3. Eiseres voert in beroep aan dat zij niet verplicht was om verweerder te informeren over de voortzetting van haar onderneming omdat zij slechts haar eerdere werkzaamheden voortzette. Eiseres stelt verder dat haar de schending van de inlichtingenplicht niet valt te verwijten. Zij heeft niet opgemerkt dat de WW-uitkering werd doorbetaald omdat er geen papieren specificaties meer werden verzonden en zij de afschriften van de bankrekening niet regelmatig controleerde. Ook vernam zij niets meer van haar werkcoach. Tot slot voert eiseres aan dat de hoogte van de boete in strijd is met het evenredigheidsbeginsel.
4. De rechtbank komt tot de volgende beoordeling.

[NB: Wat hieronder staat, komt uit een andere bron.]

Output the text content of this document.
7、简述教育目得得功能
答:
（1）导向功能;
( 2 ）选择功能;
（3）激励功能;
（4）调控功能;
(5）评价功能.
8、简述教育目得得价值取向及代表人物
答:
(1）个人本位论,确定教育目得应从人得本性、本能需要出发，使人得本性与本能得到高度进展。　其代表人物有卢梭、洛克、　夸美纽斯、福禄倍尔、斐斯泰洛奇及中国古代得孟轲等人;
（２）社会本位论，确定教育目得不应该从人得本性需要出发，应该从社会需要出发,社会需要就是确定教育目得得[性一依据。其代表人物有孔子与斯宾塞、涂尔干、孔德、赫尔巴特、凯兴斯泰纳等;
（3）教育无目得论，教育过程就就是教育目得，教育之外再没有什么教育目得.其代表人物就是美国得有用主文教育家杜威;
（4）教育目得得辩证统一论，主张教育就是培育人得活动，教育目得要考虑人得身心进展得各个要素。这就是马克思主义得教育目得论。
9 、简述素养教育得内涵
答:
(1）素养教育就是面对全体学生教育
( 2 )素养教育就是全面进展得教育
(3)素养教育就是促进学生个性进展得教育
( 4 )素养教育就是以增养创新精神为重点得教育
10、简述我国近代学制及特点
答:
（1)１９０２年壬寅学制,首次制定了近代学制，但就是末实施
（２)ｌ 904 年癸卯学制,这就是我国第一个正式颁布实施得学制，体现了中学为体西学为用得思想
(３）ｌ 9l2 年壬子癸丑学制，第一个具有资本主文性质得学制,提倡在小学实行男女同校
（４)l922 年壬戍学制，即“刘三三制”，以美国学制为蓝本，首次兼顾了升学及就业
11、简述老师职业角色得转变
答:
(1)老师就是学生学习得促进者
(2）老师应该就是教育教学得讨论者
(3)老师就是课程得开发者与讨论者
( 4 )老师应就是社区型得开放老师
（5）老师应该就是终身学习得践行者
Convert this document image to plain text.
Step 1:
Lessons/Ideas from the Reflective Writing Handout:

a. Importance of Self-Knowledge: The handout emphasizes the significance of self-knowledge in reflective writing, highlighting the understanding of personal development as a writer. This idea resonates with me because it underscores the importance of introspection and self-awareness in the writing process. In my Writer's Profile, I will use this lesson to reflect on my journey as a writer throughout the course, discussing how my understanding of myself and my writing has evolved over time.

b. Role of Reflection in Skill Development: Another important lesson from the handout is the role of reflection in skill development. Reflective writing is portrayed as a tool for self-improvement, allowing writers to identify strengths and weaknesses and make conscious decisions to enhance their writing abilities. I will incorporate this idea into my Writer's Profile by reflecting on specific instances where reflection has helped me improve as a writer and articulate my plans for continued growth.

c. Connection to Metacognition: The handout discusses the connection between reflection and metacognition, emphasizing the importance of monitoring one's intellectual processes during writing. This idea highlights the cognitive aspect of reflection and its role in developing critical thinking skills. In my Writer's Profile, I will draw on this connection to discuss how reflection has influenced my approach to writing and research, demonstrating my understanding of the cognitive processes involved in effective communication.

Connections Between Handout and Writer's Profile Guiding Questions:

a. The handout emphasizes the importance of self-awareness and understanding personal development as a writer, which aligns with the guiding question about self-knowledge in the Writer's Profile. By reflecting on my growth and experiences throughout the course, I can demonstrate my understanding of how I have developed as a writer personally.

5. Op grond van artikel 25 van de WW is een werknemer verplicht alle feiten en omstandigheden aan verweerder mee te delen, waarvan hem redelijkerwijs duidelijk moet zijn dat zij van invloed kunnen zijn op het recht op een WW-uitkering. Wanneer deze verplichting niet wordt nagekomen moet verweerder ingevolge artikel 27a, eerste lid, van de WW een bestuurlijke boete opleggen.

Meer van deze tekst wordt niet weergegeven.